Abdelkader El Mahdaouy - Accès à l'information dans les grandes collections textuelles en langue arabe

09:00

Saturday

Dec

2017

Thesis defence

Organized by:

Abdelkader El Mahdaouy

Speaker:

Abdelkader El Mahdaouy

Teams:

Lieu de soutenance :

Salle de conférences de la Faculté des Sciences Dhar El Mahraz -Fès, Maroc

Jury :

M. Mohand Boughanem, professeur, Université Toulouse 3 - CNRS-IRIT, rapporteur
M. Pierre Zweigenbaum, directeur de recherche, Université Paris-Saclay LIMSI-CNRS, rapporteur
M. Mohammed Ouçamah Cherkaoui Malki, professeur, Faculté des Sciences Dhar El Mahraz -Fès, examinateur
M. Brahim Ouhbi, professeur, Ecole Nationale Supérieure d'Art et Métiers- Meknès, examinateur
M. Eric Gaussier, professeur, Université Grenoble Alpes -Grenoble, directeur de thèse
M. Saïd Ouatik El Alaoui, professeur, Faculté des Sciences Dhar El Mahraz -Fès, directeur de thèse

Given the amount of Arabic textual information available on the web, developing effective Information Retrieval Systems (IRS) has become essential to retrieve relevant information. Most of the current Arabic SRIs are based on the bag-of-words representation, where documents are indexed using surface words, roots or stems. Two main drawbacks of the latter representation are the ambiguity of Single Word Terms (SWTs) and term mismatch.
The aim of this work is to deal with SWTs ambiguity and term mismatch. Accordingly, we propose four contributions to improve Arabic content representation, indexing, and retrieval. The first contribution consists of representing Arabic documents using Multi-Word Terms (MWTs). The latter is motivated by the fact that MWTs are more precise representational units and less ambiguous than isolated SWTs. Hence, we propose a hybrid method to extract Arabic MWTs, which combines linguistic and statistic filtering of MWT candidates. The linguistic filter uses POS tagging to identify MWTs candidates that fit a set of syntactic patterns and handles the problem of MWTs variation. Then, the statistical filter rank MWT candidate using our proposed association measure that combines contextual information and both termhood and unithood measures.
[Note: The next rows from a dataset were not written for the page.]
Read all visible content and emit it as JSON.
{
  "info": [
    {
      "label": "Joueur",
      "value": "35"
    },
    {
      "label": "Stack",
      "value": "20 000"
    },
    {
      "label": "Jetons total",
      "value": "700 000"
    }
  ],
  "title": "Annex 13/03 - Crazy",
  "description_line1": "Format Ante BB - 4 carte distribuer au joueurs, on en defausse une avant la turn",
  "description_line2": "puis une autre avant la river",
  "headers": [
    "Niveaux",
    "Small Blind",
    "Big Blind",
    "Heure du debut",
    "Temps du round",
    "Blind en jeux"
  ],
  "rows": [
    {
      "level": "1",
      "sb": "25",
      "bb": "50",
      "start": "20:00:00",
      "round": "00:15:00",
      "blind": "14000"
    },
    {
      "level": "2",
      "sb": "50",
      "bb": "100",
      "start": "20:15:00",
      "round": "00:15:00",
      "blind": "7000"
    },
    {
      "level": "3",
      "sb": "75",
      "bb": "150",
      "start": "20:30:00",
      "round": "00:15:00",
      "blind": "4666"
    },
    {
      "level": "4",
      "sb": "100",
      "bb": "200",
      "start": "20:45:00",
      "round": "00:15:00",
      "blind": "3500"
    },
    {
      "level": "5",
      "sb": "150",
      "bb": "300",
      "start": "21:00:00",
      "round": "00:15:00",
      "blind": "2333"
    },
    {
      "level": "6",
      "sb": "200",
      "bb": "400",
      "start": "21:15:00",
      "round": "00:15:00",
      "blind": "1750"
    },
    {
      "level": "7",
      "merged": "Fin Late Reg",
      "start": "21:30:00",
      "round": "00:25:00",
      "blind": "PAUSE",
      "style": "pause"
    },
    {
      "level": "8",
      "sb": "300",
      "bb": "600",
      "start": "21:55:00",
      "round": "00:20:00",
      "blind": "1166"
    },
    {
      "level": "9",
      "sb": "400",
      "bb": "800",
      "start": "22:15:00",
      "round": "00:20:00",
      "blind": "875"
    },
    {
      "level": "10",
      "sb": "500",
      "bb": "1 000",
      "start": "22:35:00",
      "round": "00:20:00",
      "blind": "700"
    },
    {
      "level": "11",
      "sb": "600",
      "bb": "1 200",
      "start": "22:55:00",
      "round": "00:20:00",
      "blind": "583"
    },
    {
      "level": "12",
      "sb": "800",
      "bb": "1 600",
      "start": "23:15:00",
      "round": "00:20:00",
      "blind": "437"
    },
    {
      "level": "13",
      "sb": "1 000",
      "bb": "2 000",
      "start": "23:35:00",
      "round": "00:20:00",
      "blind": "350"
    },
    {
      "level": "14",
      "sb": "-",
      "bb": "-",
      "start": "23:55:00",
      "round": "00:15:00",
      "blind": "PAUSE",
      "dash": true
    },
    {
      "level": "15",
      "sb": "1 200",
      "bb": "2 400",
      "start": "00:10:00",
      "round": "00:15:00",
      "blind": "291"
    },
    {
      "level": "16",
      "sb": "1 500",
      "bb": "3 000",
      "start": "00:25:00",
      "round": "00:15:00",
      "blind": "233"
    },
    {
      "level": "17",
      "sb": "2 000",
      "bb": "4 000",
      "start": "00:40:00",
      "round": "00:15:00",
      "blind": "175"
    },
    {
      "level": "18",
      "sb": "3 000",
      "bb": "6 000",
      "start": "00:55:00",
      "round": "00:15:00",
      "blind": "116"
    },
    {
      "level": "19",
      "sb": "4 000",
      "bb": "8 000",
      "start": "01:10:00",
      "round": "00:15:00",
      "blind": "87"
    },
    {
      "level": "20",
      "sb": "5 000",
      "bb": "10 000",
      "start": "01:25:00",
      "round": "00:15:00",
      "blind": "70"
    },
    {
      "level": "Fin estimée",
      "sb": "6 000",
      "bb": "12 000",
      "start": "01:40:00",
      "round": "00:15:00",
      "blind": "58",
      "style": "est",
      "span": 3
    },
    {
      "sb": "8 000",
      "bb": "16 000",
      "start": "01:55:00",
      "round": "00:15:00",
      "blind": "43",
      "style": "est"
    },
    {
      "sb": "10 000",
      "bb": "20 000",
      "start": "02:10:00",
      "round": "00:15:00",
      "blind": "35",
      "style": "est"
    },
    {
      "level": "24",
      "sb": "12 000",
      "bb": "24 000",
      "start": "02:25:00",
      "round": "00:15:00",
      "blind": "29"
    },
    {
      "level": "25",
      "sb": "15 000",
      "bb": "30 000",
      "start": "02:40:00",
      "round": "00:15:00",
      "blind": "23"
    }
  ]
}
In the second contribution, we explore and evaluate several IR models for ranking documents using both SWTs and MWTs. Additionally, we investigate a wide range of proximity-based IR models for Arabic IR. Then, we introduce a formal condition that IR models should satisfy to deal adequately with term dependencies. The third contribution consists of a method based on Distributed Representation of Word vectors, namely Word Embedding (WE), for Arabic IR. It relies on incorporating WE semantic similarities into existing probabilistic IR models in order to deal with term mismatch. The aim is to allow distinct, but semantically similar terms to contribute to documents scores. The last contribution is a method to incorporate WE similarity into Pseud-Relevance Feedback PRF for Arabic Information Retrieval. The main idea is to select expansion terms using their distribution in the set of top pseudo-relevant documents along with their similarity to the original query terms.
The experimental validation of all the proposed contributions is performed using standard Arabic TREC 2002/2001 collection.